One of the questions we asked was when do you need to start this process? He said the minute you start actually owning any sort of asset whatsoever, for example, your first home and this needs to be sorted out very quickly. And is it owned in your name? Are you a couple? Are you a common-law husband and wife? There’s an impact there. If you get a divorce and go into another relationship you want to listen to that section, that was like woah.
What was really interesting and came out of the conversation bearing in mind the number of people that he’s helped over the years up to multimillionaires down to everyday people. Is that in the Asian community and this came out from my background, half Asian, Harminder is Asian. In the Asian community the older people, in other words the parents very rarely want to discuss with the children about the estate, about the will to the point where he even mentioned about one of his clients.
Harminder asked the question, how can we raise this subject with our parents as mostly in England and the United Kingdom people aren’t so open about wills and children aren’t good at discussing with the parents about what possessions they have, what’s the estate. The problem is if there isn’t any sort of anything written down in the journey of your life, i.e. in the estate planning. In such a way that it is not clear when it gets to the death of a member of the family that is very emotional. First of all we’re going into mourning as we’ve lost a member we love. Secondly, we’re in a situation where a family member might be disputing the will, so estate planning is really important.
The way to think of this is this. If you’ve got a pressure cooker and you put heat on it and you keep the cap on, that pressure builds up. At some point off it goes, that is a bit like a death leading straight into a will without any estate planning happening. Whereas estate planning through your life whether you’re 25, 30, 35, 40, 45, 50, 60, if you start right now it’s like releasing the pressure on the pressure cooker all the way through the cook. Effectively it’s not going to point where it’s going to explode. Meaning that by the time you get to the will it’s simply guiding the family to reflect back on the estate planning. Entrusting your assets into a trust, whether it’s a discretionary trust. Whether it is not these are all factors that came up in the conversation as well.
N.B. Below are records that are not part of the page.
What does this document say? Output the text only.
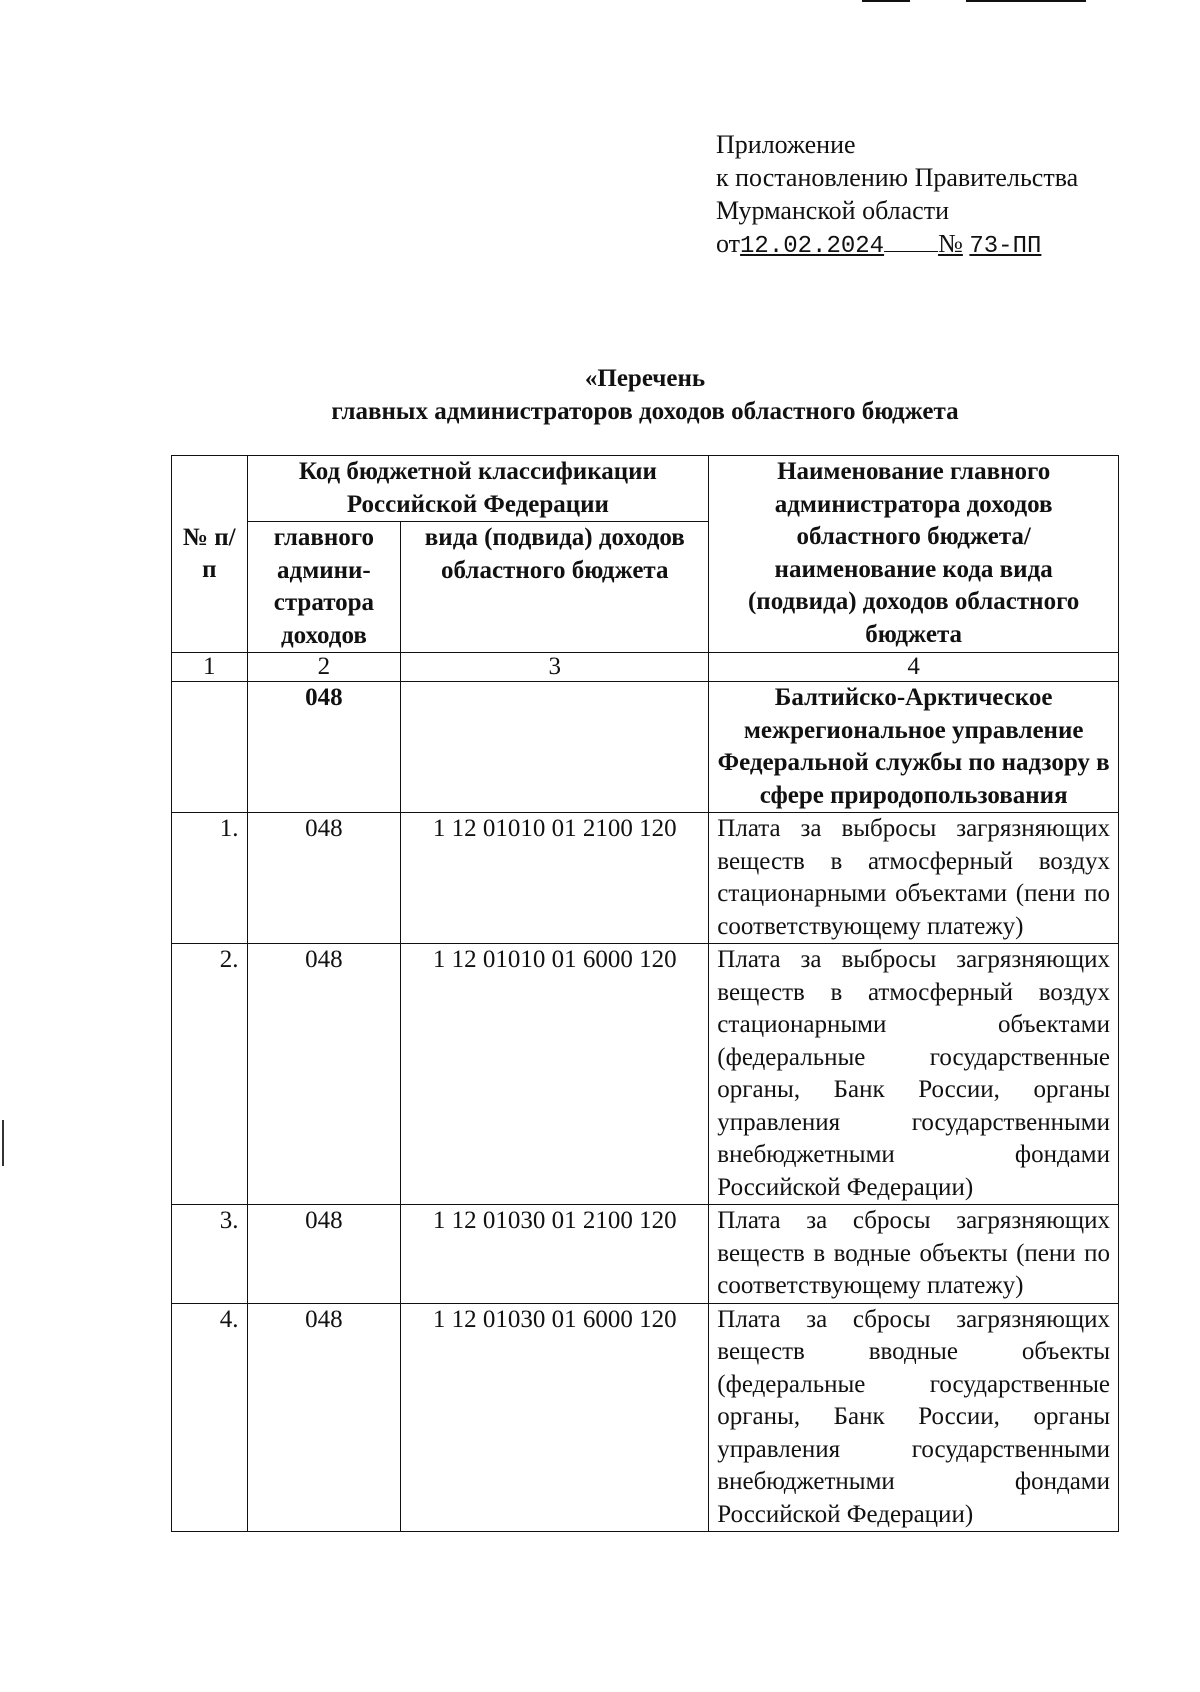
Приложение
к постановлению Правительства
Мурманской области
от12.02.2024 № 73-ПП
«Перечень
главных администраторов доходов областного бюджета
№ п/п	Код бюджетной классификации Российской Федерации		Наименование главного администратора доходов областного бюджета/наименование кода вида (подвида) доходов областного бюджета
	главного админи-стратора доходов	вида (подвида) доходов областного бюджета	
1	2	3	4
	048		Балтийско-Арктическое межрегиональное управление Федеральной службы по надзору в сфере природопользования
1.	048	1 12 01010 01 2100 120	Плата за выбросы загрязняющих веществ в атмосферный воздух стационарными объектами (пени по соответствующему платежу)
2.	048	1 12 01010 01 6000 120	Плата за выбросы загрязняющих веществ в атмосферный воздух стационарными объектами (федеральные государственные органы, Банк России, органы управления государственными внебюджетными фондами Российской Федерации)
3.	048	1 12 01030 01 2100 120	Плата за сбросы загрязняющих веществ в водные объекты (пени по соответствующему платежу)
4.	048	1 12 01030 01 6000 120	Плата за сбросы загрязняющих веществ вводные объекты (федеральные государственные органы, Банк России, органы управления государственными внебюджетными фондами Российской Федерации)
If you’re listening to this right now bearing in mind we are in lockdown for at least another month and a half to two months. Please make sure you listen to that podcast. I do highly recommend that you get your parents to listen to it. I need to go back and have a look at a few things on a personal level, because I’ve realised there are some gaps in what we have got set up. I certainly need to talk to my mum and I’ve got to check in with my brothers as well. My middle brother Marcus had a heart attack last year, he is 51 years of age. My mum had a heart attack as well when we lost a member of our family.
So these things happen and as much as we want our families to live forever and stay healthy. The unexpected can happen and we need to prepare for that, so it’s not a particularly upbeat message for the end of a Saturday.
What I really want to say is love your family, protect your family now and think about protecting the future as well, in such a way that there is not the emotional pressure on people in the event that something happens to you. The same thing goes to your parents as well. It might be worth sharing it with them.
Some of the stories shared on the podcast were quite disturbing and quite upsetting just based on people not doing it, not putting the preparation in place.
I’m going to sign out, take care everyone have a lovely Saturday night.